In a recent statement, the BBC admitted that one of their documentary series isn’t entirely documentary after all. Some of the scenes from their 2011 series Human Planet were admittedly staged by the creators.
In an episode about the Korowai people of Papua New Guinea, the tribe members were filmed while moving into a treehouse. However, while shooting a new documentary series, the members of the tribe admitted that “they built the treehouses for the benefit of overseas programme makers.”
The truth was reportedly revealed just recently, during the filming of My Year With The Tribe, a new documentary series for BBC2. As The Guardian reports, the BBC said in a statement that they “have been alerted to a breach of editorial standards” in the aforementioned episode of Human Planet.
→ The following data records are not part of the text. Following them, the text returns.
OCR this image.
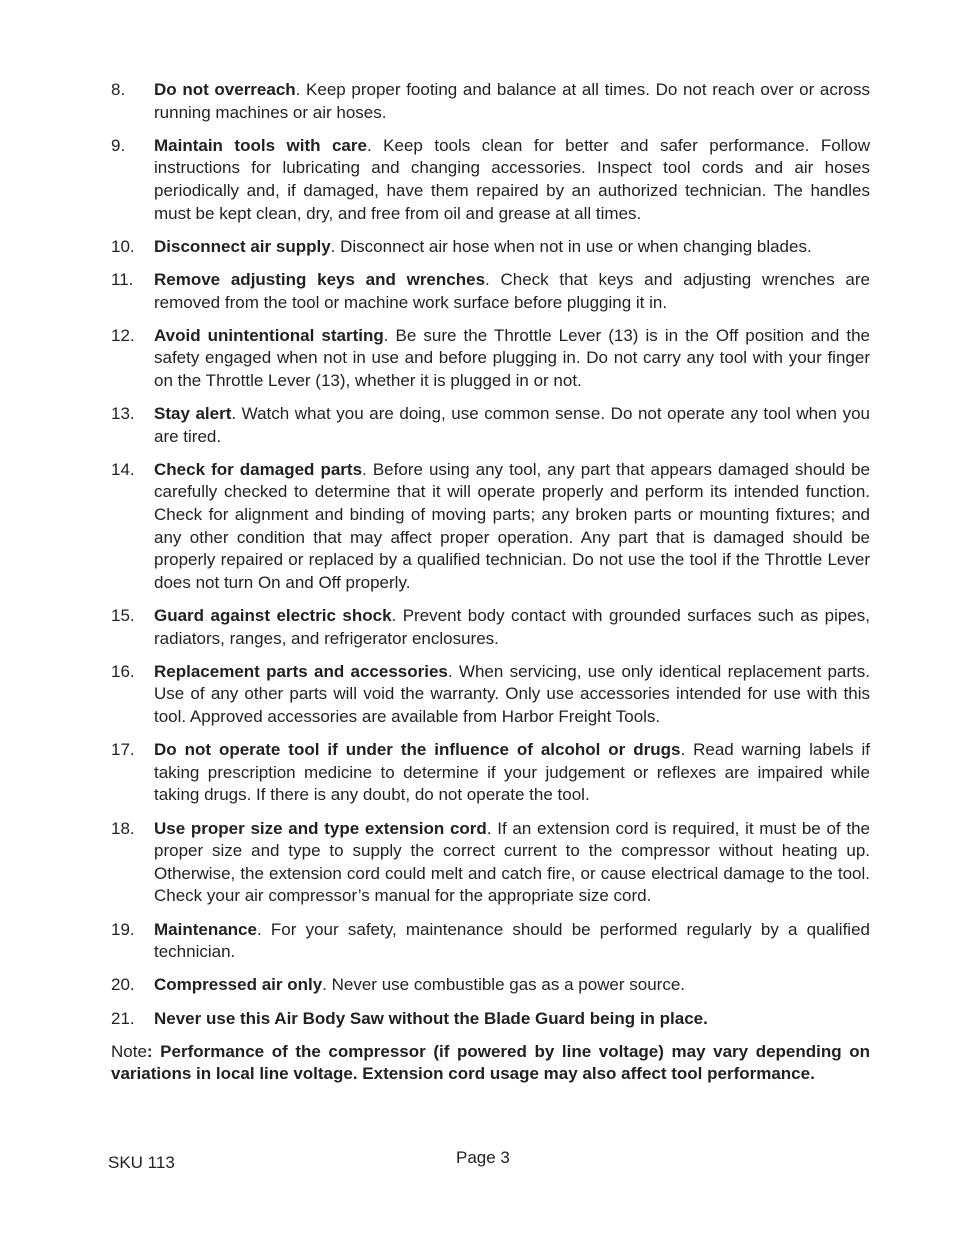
8.	Do not overreach. Keep proper footing and balance at all times. Do not reach over or across running machines or air hoses.
9.	Maintain tools with care. Keep tools clean for better and safer performance. Follow instructions for lubricating and changing accessories. Inspect tool cords and air hoses periodically and, if damaged, have them repaired by an authorized technician. The handles must be kept clean, dry, and free from oil and grease at all times.
10.	Disconnect air supply. Disconnect air hose when not in use or when changing blades.
11.	Remove adjusting keys and wrenches. Check that keys and adjusting wrenches are removed from the tool or machine work surface before plugging it in.
12.	Avoid unintentional starting. Be sure the Throttle Lever (13) is in the Off position and the safety engaged when not in use and before plugging in. Do not carry any tool with your finger on the Throttle Lever (13), whether it is plugged in or not.
13.	Stay alert. Watch what you are doing, use common sense. Do not operate any tool when you are tired.
14.	Check for damaged parts. Before using any tool, any part that appears damaged should be carefully checked to determine that it will operate properly and perform its intended function. Check for alignment and binding of moving parts; any broken parts or mounting fixtures; and any other condition that may affect proper operation. Any part that is damaged should be properly repaired or replaced by a qualified technician. Do not use the tool if the Throttle Lever does not turn On and Off properly.
15.	Guard against electric shock. Prevent body contact with grounded surfaces such as pipes, radiators, ranges, and refrigerator enclosures.
16.	Replacement parts and accessories. When servicing, use only identical replacement parts. Use of any other parts will void the warranty. Only use accessories intended for use with this tool. Approved accessories are available from Harbor Freight Tools.
17.	Do not operate tool if under the influence of alcohol or drugs. Read warning labels if taking prescription medicine to determine if your judgement or reflexes are impaired while taking drugs. If there is any doubt, do not operate the tool.
18.	Use proper size and type extension cord. If an extension cord is required, it must be of the proper size and type to supply the correct current to the compressor without heating up. Otherwise, the extension cord could melt and catch fire, or cause electrical damage to the tool. Check your air compressor’s manual for the appropriate size cord.
19.	Maintenance. For your safety, maintenance should be performed regularly by a qualified technician.
20.	Compressed air only. Never use combustible gas as a power source.
21.	Never use this Air Body Saw without the Blade Guard being in place.
Note: Performance of the compressor (if powered by line voltage) may vary depending on variations in local line voltage. Extension cord usage may also affect tool performance.
SKU 113	Page 3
They reportedly reviewed the sequence in Human Planet and found that “the portrayal of the tribe moving into the treehouse as a real home is not accurate.”
According to The Guardian, this isn’t the first time that the scenes in the BBC’s documentary were faked. In 2015, the BBC admitted that they used a semi-domesticated wolf instead of filming a wild one. In an episode about Venezuela jungle from 2011, they had admittedly shot a tarantula spider in a studio.
The BBC is known for their groundbreaking and high-end documentaries. However, after scandals like this, one can’t help but wonder how much of it is real. The BBC told in the statement that they have “strengthened [their] mandatory training for all staff in editorial guidelines, standards and values” since Human Planet was first broadcasted. But, it seems that the makers still don’t respect these guidelines, standards, and values at all times.